Study of the Method of Multi-Frequency Signal Detection Based on the Adaptive Stochastic Resonance

1College of Electrical and Information Engineering, Nanjing University of Information Science and Technology, Nanjing 210044, China
2Jiangsu Meteorological Observatory, Nanjing 210008, China
3College of Information and Control, Nanjing University of Information Science and Technology, Nanjing 210044, China

Received 1 January 2013; Accepted 12 March 2013

Academic Editor: Xuerong Mao

Copyright © 2013 Zhenyu Lu et al. This is an open access article distributed under the Creative Commons Attribution License, which permits unrestricted use, distribution, and reproduction in any medium, provided the original work is properly cited.
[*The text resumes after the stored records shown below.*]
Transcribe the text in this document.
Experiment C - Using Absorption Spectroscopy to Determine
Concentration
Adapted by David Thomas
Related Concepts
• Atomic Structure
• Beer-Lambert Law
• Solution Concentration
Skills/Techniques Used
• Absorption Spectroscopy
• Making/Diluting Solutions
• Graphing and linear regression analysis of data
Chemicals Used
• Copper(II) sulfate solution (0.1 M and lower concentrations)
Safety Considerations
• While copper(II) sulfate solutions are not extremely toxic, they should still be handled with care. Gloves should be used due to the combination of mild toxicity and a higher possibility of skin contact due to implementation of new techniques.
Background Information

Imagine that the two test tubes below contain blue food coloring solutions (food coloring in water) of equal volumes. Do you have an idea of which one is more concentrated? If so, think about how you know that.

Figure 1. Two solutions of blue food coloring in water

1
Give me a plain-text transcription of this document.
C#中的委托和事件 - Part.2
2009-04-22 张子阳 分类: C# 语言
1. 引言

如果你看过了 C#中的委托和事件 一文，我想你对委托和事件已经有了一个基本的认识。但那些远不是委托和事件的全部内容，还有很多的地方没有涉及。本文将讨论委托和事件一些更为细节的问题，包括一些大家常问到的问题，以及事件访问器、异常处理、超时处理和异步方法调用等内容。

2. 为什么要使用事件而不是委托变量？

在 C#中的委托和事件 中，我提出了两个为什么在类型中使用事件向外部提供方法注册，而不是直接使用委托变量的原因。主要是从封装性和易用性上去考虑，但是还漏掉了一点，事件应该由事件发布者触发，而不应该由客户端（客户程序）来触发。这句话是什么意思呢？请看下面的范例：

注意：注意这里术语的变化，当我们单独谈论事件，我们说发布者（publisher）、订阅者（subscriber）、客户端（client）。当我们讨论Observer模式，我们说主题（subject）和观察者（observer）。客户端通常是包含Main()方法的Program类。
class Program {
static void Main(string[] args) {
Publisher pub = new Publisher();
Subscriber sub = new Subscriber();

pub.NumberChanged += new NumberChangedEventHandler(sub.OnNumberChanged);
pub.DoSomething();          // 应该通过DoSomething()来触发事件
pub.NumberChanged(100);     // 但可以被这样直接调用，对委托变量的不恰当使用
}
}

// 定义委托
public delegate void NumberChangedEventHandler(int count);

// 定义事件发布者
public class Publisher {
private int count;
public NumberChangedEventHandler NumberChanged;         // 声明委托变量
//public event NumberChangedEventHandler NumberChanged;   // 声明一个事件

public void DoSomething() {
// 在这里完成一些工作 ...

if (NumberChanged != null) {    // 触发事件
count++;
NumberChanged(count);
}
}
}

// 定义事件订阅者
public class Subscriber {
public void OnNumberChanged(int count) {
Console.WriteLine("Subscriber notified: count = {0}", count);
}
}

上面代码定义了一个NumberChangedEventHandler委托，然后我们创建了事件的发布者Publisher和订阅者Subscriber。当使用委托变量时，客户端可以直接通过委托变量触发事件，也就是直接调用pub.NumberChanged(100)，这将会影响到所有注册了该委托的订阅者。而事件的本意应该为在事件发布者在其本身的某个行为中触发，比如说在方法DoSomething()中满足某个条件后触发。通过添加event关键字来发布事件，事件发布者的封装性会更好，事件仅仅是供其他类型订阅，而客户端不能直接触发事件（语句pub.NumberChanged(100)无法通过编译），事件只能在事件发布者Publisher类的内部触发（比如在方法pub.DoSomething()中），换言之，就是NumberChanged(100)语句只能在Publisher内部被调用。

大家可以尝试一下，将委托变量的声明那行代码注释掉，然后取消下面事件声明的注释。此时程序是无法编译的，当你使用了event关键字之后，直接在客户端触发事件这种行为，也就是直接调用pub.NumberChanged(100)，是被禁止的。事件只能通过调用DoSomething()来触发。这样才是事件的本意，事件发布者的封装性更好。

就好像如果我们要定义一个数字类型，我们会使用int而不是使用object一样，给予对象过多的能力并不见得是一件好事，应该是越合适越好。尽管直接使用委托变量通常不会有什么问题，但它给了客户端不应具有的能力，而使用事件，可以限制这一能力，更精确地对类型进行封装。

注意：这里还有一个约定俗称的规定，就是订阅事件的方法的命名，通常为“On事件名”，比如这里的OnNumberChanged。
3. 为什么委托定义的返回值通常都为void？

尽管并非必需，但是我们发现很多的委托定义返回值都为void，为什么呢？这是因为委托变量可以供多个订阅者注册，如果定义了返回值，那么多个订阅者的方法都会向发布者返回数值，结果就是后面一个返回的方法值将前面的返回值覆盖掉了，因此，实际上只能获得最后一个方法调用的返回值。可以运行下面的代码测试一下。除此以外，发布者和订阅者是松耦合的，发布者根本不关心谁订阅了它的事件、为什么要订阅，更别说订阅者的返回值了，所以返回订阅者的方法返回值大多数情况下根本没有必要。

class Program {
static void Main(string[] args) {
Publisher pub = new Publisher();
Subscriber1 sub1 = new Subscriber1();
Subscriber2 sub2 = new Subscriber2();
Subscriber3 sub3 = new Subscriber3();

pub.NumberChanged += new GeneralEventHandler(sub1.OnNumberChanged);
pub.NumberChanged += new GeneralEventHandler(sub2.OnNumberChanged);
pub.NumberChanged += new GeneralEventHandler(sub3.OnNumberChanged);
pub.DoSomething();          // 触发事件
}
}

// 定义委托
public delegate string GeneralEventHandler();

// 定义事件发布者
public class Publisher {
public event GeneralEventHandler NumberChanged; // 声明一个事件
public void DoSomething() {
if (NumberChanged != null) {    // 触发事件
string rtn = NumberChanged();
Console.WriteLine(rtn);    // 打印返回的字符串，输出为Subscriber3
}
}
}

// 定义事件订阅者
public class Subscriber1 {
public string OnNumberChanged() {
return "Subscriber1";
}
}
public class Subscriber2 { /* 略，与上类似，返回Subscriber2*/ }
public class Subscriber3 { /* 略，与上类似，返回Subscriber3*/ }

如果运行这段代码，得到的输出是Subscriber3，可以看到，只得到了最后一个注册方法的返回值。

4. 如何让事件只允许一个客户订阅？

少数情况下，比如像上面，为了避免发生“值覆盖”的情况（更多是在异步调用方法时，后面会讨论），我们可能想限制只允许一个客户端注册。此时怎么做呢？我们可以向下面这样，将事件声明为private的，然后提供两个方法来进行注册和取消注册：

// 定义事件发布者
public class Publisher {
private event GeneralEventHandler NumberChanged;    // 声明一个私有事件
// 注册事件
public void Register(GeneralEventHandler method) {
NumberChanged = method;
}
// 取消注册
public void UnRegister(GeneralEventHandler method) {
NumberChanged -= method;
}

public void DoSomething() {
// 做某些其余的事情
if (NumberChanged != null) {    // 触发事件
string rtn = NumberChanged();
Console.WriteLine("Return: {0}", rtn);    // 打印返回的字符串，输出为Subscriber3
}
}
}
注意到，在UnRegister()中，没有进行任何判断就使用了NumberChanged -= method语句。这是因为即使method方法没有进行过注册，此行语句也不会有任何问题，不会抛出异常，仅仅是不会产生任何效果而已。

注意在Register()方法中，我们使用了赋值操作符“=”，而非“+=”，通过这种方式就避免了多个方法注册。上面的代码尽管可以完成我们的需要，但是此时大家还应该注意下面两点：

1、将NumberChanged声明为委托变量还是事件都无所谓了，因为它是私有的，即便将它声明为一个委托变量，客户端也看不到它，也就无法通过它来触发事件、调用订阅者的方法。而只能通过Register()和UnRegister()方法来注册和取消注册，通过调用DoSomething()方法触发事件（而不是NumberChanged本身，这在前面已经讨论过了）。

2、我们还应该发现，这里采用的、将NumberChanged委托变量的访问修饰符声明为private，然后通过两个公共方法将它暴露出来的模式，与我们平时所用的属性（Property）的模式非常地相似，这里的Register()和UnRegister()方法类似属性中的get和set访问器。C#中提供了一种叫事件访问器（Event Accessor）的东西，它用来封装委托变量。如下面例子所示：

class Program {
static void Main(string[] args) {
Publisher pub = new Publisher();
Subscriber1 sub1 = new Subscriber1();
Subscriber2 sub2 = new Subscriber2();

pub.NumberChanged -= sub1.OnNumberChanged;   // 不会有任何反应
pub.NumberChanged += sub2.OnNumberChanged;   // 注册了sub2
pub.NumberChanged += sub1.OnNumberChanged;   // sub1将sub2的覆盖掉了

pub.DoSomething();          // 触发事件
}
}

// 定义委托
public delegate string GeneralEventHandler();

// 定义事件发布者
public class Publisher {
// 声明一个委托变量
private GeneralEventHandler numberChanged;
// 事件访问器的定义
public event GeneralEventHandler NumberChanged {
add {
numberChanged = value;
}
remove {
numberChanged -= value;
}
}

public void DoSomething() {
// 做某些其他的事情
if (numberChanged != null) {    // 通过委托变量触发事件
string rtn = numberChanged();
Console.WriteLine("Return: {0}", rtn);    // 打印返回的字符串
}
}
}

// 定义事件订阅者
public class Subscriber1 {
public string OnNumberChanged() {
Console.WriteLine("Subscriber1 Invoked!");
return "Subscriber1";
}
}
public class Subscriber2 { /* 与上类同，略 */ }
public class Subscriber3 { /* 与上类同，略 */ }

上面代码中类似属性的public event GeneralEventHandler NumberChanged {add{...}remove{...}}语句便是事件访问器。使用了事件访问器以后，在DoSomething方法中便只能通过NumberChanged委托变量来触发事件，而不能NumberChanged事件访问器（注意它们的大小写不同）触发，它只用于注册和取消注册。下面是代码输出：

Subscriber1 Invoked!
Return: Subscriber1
Recently, the stochastic resonance effect has been widely used by the method of discovering and extracting weak periodic signals from strong noise through the stochastic resonance effect. The detection of the single-frequency weak signals by using stochastic resonance effect is widely used. However, the detection methods of the multifrequency weak signals need to be researched. According to the different frequency input signals of a given system, this paper puts forward a detection method of multifrequency signal by using adaptive stochastic resonance, which analyzed the frequency characteristics and the parallel number of the input signals, adjusted system parameters automatically to the low frequency signals in the fixed step size, and then measured the stochastic resonance phenomenon based on the frequency of the periodic signals to select the most appropriate indicators in the middle or high frequency. Finally, the optimized system parameters are founded and the frequency of the given signals is extracted in the frequency domain of the stochastic resonance output signals. Compared with the traditional detection methods, the method in this paper not only improves the work efficiency but also makes it more accurate by using the color noise, the frequency is more accurate being extracted from the measured signal. The consistency between the simulation results and analysis shows that this method is effective and feasible.